Alcohol consumption and prostate cancer incidence and progression: A Mendelian randomisation study
Brunner, C and Davies, NM and Martin, RM and Eeles, R and Easton, D and Kote-Jarai, Z and Al Olama, AA and Benlloch, S and Muir, K and Giles, G and Wiklund, F and Gronberg, H and Haiman, CA and Schleutker, J and Nordestgaard, BG and Travis, RC and Neal, D and Donovan, J and Hamdy, FC and Pashayan, N and Khaw, KT and Stanford, JL and Blot, WJ and Thibodeau, S and Maier, C and Kibel, AS and Cybulski, C and Cannon-Albright, L and Brenner, H and Park, J and Kaneva, R and Batra, J and Teixeira, MR and Pandha, H and Zuccolo, L and Fitzgerald, LM and The PRACTICAL Consortium, Alcohol consumption and prostate cancer incidence and progression: A Mendelian randomisation study, International Journal of Cancer, 140, (1) pp. 75-85. ISSN 0020-7136 (2016) [Refereed Article]
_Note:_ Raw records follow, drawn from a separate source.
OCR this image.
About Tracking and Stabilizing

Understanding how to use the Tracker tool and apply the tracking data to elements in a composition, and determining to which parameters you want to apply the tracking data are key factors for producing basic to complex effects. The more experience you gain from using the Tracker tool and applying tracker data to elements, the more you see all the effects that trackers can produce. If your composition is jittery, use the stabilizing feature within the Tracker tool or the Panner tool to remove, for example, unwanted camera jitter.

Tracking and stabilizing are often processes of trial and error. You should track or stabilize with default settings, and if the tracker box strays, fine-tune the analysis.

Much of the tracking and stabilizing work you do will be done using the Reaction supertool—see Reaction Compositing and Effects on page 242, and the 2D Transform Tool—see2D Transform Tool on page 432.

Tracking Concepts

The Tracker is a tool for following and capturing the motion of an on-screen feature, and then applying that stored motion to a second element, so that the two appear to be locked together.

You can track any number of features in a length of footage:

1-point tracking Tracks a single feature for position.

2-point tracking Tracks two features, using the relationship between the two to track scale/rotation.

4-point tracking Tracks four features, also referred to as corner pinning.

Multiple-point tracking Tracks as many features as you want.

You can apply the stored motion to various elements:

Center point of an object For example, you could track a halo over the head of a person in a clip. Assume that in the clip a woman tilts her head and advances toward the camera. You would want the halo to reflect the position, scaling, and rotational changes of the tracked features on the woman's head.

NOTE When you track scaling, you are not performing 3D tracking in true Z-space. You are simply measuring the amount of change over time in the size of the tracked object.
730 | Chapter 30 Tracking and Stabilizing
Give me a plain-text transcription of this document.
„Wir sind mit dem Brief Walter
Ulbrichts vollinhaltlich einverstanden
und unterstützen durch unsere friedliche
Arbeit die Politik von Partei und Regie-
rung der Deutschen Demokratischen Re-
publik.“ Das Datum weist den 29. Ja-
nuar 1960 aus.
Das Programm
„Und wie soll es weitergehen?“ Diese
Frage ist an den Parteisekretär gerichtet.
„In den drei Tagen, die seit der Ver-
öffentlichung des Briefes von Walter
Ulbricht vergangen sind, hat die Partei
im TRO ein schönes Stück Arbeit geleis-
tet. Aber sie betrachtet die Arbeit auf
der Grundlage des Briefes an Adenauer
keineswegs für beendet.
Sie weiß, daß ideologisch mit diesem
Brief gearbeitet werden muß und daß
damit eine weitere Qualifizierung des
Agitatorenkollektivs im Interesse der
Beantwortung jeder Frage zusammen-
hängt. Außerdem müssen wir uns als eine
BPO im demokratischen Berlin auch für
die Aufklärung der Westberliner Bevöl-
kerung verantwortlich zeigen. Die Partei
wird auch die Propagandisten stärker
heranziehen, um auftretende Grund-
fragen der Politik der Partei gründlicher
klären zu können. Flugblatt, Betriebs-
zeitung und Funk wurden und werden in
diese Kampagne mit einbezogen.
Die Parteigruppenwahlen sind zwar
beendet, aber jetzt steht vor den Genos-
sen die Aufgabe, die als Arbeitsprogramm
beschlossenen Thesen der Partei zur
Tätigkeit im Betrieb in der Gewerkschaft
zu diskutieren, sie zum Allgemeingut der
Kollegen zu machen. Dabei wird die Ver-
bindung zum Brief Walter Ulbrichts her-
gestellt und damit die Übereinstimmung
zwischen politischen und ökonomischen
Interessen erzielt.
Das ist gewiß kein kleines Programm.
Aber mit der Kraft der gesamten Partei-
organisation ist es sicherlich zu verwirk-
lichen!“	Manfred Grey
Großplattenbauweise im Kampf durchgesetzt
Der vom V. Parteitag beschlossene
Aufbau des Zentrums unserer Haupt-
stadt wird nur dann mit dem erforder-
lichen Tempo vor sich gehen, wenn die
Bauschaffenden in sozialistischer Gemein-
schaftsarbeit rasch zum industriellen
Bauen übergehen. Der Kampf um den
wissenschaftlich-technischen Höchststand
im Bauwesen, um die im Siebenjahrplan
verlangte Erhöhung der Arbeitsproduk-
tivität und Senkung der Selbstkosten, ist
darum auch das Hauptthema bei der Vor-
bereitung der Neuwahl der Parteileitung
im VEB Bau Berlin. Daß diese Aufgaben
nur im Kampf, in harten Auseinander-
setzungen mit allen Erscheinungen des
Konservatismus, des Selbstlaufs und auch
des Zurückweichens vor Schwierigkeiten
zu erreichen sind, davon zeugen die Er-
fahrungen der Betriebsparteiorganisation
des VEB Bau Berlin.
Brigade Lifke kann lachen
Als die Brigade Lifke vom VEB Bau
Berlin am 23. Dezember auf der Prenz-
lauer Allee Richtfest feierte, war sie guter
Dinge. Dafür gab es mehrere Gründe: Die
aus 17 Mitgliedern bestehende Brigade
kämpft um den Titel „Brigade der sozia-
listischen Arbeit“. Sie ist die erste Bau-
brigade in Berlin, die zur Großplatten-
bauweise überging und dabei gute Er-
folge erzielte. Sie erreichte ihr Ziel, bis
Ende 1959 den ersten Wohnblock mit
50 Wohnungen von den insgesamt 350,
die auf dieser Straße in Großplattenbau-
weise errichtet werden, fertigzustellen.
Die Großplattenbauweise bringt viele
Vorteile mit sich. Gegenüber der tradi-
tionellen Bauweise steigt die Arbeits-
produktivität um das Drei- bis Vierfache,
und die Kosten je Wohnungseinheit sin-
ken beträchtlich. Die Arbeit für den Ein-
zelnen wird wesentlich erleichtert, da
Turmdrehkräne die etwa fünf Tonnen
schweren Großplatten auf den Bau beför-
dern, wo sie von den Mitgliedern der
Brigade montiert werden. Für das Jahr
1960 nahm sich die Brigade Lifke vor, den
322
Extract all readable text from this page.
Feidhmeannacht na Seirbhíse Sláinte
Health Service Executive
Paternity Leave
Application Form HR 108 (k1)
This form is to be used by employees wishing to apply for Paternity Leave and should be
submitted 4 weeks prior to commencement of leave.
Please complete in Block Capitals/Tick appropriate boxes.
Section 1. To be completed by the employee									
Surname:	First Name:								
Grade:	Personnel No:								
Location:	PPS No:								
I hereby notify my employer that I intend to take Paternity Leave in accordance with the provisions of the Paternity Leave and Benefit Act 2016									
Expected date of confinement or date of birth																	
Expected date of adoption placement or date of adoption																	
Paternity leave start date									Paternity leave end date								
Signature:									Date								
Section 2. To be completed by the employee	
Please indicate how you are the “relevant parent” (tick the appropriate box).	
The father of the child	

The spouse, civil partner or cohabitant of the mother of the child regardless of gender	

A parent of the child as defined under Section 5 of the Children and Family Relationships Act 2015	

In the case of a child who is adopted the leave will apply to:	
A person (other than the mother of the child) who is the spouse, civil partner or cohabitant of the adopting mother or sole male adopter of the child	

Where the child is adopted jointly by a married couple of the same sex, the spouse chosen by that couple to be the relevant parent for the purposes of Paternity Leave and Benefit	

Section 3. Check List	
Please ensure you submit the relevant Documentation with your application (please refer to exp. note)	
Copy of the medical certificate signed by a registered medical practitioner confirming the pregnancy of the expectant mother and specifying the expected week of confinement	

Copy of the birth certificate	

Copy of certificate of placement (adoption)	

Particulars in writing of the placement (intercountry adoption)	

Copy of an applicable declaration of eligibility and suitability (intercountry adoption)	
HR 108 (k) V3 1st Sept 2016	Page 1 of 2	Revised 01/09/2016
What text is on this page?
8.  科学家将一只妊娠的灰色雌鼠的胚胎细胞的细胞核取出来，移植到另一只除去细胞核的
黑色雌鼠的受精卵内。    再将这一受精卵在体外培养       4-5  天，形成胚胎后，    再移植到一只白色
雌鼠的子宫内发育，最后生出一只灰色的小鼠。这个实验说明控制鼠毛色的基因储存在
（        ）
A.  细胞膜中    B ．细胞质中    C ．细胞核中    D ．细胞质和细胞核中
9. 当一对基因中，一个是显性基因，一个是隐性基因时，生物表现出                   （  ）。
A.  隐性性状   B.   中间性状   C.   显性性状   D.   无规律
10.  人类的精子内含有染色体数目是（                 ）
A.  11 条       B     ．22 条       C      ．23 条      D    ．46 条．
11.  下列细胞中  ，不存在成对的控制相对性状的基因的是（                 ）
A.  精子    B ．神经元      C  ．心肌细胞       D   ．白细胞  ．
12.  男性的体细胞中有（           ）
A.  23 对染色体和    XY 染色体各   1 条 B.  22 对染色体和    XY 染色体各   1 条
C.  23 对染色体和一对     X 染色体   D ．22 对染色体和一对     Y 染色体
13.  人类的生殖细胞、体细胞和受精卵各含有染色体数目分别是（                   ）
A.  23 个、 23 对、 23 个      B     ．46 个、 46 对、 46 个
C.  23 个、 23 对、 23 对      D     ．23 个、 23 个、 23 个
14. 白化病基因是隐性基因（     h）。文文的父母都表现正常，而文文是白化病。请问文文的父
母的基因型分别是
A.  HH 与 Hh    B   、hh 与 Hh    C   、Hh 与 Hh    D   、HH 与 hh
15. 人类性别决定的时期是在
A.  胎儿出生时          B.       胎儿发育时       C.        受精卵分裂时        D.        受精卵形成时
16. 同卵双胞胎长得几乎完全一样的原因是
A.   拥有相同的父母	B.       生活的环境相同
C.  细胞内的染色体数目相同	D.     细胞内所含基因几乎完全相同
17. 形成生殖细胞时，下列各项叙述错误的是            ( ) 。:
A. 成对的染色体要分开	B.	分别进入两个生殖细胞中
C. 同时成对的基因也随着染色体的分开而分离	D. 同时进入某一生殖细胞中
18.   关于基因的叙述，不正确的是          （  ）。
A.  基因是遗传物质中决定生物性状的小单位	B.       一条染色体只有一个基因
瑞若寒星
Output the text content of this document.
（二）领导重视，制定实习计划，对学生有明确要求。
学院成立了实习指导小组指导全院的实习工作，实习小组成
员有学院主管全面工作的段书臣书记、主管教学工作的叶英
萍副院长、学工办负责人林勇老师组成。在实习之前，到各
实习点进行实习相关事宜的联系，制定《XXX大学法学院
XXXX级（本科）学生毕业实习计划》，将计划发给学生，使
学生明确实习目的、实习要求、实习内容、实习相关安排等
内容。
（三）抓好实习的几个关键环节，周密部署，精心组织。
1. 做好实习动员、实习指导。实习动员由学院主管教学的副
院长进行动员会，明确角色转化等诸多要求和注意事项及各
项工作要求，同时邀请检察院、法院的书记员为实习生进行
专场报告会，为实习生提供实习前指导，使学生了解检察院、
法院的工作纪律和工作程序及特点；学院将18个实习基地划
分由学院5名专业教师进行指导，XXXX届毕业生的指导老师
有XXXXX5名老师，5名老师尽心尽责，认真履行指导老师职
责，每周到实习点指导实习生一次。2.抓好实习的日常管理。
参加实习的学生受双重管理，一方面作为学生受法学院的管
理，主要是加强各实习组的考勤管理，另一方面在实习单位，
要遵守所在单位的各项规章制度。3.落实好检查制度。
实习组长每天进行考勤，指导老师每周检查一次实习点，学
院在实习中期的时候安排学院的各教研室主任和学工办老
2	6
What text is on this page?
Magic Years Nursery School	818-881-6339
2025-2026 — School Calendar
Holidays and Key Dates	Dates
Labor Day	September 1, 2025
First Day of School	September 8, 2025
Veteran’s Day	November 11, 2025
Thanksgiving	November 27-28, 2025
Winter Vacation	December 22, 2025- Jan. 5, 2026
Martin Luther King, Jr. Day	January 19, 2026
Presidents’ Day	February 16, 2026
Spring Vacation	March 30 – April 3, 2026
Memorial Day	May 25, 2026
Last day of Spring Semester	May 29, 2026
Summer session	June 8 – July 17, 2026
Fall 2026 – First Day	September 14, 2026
Prostate cancer is the most common cancer in men in developed countries, and is a target for risk reduction strategies. The effects of alcohol consumption on prostate cancer incidence and survival remain unclear, potentially due to methodological limitations of observational studies. In this study, we investigated the associations of genetic variants in alcohol-metabolising genes with prostate cancer incidence and survival. We analysed data from 23,868 men with prostate cancer and 23,051 controls from 25 studies within the international PRACTICAL Consortium. Study-specific associations of 68 single nucleotide polymorphisms (SNPs) in 8 alcohol-metabolising genes (Alcohol Dehydrogenases (ADHs) and Aldehyde Dehydrogenases (ALDHs)) with prostate cancer diagnosis and prostate cancer-specific mortality, by grade, were assessed using logistic and Cox regression models, respectively. The data across the 25 studies were meta-analysed using fixed-effect and random-effects models. We found little evidence that variants in alcohol metabolising genes were associated with prostate cancer diagnosis. Four variants in two genes exceeded the multiple testing threshold for associations with prostate cancer mortality in fixed-effect meta-analyses. SNPs within ALDH1A2 associated with prostate cancer mortality were rs1441817 (fixed effects hazard ratio, HRfixed = 0.78; 95% confidence interval (95%CI):0.66,0.91; p values = 0.002); rs12910509, HRfixed = 0.76; 95%CI:0.64,0.91; p values = 0.003); and rs8041922 (HRfixed = 0.76; 95%CI:0.64,0.91; p values = 0.002). These SNPs were in linkage disequilibrium with each other. In ALDH1B1, rs10973794 (HRfixed = 1.43; 95%CI:1.14,1.79; p values = 0.002) was associated with prostate cancer mortality in men with low-grade prostate cancer. These results suggest that alcohol consumption is unlikely to affect prostate cancer incidence, but it may influence disease progression.